I’m willing to relinquish much of my private citizenship in order to help people. I think local government can do a better job to help people understand local government. Local government can do a better job to help people navigate services. Local government can do a better job communicating and engaging its citizenry. It’s never been easier to connect with people and disseminate messages quickly and directly. I think local government can do a better job of marketing itself and increasing participation. I want to help and I can help.

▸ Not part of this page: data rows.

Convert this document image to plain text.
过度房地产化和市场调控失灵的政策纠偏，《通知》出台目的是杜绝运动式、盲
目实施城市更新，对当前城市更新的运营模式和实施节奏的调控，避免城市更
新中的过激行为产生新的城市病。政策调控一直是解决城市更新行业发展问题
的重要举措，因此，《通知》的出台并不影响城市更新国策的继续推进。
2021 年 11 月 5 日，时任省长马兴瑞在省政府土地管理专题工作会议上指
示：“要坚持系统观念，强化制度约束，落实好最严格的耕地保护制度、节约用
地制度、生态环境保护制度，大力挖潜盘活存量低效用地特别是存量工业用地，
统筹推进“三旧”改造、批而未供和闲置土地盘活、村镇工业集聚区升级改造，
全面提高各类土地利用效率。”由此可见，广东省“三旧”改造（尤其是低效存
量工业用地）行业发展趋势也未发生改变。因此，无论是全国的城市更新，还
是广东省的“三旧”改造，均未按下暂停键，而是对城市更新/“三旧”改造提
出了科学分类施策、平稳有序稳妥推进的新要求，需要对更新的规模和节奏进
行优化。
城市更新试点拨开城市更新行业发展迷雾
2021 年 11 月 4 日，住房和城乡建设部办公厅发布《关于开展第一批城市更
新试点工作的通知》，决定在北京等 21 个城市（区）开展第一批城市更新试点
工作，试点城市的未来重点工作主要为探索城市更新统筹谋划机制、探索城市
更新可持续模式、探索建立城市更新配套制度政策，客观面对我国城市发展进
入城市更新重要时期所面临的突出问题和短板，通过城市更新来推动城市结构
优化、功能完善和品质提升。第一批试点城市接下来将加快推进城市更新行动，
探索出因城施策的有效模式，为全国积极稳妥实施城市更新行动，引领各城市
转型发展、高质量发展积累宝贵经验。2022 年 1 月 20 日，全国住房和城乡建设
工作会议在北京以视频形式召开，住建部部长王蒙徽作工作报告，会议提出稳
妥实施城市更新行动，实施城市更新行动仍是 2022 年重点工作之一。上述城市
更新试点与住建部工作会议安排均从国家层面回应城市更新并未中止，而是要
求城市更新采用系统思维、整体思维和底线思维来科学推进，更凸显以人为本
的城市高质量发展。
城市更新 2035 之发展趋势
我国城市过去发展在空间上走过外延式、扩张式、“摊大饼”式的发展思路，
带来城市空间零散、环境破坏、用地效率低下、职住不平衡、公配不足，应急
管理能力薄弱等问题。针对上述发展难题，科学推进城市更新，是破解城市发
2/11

“The foundation of every government is some principle or passion in the minds of the people.”
- John Adams
But what have I done for Mecklenburg County? Not enough, I can tell you that. My father and his father before him served in the military. I’d like to continue that family tradition of public service by serving my fellow citizens as their best advocate in matters of local governance. I’ll do that by communicating with people more than any other representative has in the past because there are new tools in place that can make that happen. These tools are free, or very nearly free, to operate. There are services we can increase in Mecklenburg County that will not cost a dime.
I’m still going after those required number of signatures, but I’m also keeping an eye on the Electoral Freedom Act. And I’m keeping an eye on the issues and seats at stake in that May 8 primary.